Oosthoek Encyclopedie

Oosthoek's Uitgevers Mij. N.V (1916-1925)

Gepubliceerd op 13-12-2021

macrofaag

betekenis & definitie

[Gr. fago, eten], v./m. (―fagen), (biologie) een cel (grote eetcel) die allerlei ongerechtigheden in de weefsels opruimt door middel van fagocytose.

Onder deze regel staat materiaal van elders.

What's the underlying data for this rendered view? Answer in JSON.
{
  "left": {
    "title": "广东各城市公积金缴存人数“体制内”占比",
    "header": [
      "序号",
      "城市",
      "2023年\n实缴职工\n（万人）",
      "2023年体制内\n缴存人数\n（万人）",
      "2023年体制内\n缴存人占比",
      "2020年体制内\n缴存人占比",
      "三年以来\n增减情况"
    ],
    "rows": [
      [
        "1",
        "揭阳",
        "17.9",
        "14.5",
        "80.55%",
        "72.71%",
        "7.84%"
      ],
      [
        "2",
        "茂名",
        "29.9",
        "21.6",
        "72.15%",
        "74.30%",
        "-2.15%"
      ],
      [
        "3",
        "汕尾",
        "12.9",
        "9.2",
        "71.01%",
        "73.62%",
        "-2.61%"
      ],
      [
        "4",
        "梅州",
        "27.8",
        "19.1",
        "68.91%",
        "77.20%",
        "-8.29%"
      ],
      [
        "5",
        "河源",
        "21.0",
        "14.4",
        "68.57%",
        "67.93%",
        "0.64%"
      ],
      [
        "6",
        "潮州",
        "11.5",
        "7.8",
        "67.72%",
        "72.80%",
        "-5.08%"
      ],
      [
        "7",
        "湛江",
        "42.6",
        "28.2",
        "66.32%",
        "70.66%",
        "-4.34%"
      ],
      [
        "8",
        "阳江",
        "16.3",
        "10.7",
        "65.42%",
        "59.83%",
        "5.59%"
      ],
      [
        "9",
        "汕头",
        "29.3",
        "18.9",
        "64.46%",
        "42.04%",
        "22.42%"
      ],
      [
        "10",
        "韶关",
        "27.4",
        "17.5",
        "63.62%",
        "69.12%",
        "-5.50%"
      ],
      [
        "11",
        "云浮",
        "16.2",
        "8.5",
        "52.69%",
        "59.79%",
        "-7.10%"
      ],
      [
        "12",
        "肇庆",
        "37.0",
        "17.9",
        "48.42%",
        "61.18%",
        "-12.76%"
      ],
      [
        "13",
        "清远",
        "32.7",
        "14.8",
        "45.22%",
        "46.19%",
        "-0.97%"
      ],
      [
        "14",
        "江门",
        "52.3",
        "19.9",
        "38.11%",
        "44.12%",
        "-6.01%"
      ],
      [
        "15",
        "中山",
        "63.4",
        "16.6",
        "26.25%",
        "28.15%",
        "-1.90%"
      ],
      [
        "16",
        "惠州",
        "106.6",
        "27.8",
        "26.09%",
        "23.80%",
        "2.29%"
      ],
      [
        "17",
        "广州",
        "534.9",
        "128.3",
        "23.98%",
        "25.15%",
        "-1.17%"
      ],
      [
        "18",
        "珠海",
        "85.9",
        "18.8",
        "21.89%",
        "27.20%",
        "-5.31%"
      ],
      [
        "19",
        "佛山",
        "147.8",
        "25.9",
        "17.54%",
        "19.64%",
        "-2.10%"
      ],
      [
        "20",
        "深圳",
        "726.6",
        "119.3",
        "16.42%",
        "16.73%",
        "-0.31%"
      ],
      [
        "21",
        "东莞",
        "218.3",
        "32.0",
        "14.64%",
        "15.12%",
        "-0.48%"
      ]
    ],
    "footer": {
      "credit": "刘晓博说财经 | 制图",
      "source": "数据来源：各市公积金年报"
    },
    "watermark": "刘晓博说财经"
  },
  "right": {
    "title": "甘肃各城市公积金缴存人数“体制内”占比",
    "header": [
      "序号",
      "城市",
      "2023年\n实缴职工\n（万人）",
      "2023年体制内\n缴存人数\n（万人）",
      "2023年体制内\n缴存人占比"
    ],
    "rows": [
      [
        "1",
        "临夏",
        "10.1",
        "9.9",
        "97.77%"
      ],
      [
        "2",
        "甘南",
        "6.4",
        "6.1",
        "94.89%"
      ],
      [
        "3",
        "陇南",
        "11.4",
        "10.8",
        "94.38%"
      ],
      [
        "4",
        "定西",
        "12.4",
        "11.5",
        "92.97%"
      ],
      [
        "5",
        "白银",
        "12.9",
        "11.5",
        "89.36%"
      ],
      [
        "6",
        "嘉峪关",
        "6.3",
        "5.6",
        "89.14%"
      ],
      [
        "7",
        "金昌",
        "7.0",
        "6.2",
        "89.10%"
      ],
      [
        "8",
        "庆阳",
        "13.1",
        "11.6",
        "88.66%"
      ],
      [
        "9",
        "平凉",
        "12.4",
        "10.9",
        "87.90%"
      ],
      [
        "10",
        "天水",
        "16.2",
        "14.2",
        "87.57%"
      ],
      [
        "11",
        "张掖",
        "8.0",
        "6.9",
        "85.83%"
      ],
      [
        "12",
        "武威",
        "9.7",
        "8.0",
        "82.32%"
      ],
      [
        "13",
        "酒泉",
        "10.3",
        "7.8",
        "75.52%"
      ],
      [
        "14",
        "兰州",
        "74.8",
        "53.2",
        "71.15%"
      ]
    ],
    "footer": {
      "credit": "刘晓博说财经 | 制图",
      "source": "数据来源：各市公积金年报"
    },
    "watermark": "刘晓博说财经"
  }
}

Een macrofaag maakt deel uit van het reticulo-endotheliale systeem. Deze cellen (in rusttoestand ook wel histiocyten genoemd) hebben een onregelmatige vorm en een ronde tot elliptische kern. Macrofagen kunnen zich amoeboïd door het weefsel bewegen met behulp van pseudopodiën. Zij worden aangetrokken door bepaalde ongerechtigheden in het weefsel (b.v. bacteriën, dode cellen), waarbij zij deze opruimen door fagocytose. Aldus kunnen zij geheel gevuld raken met vreemde partikels en vacuolen. Soms nemen zij daarbij de vorm aan van reuzencellen, m.n. bij chronische ontstekingen. Macrofagen ontstaan uit nonocyten. Zij spelen een grote rol bij de genezing van ontstekingen. Men kan ze in alle weefsels aantreffen, maar vooral in lever, milt, beenmerg, longen en in de buikholte.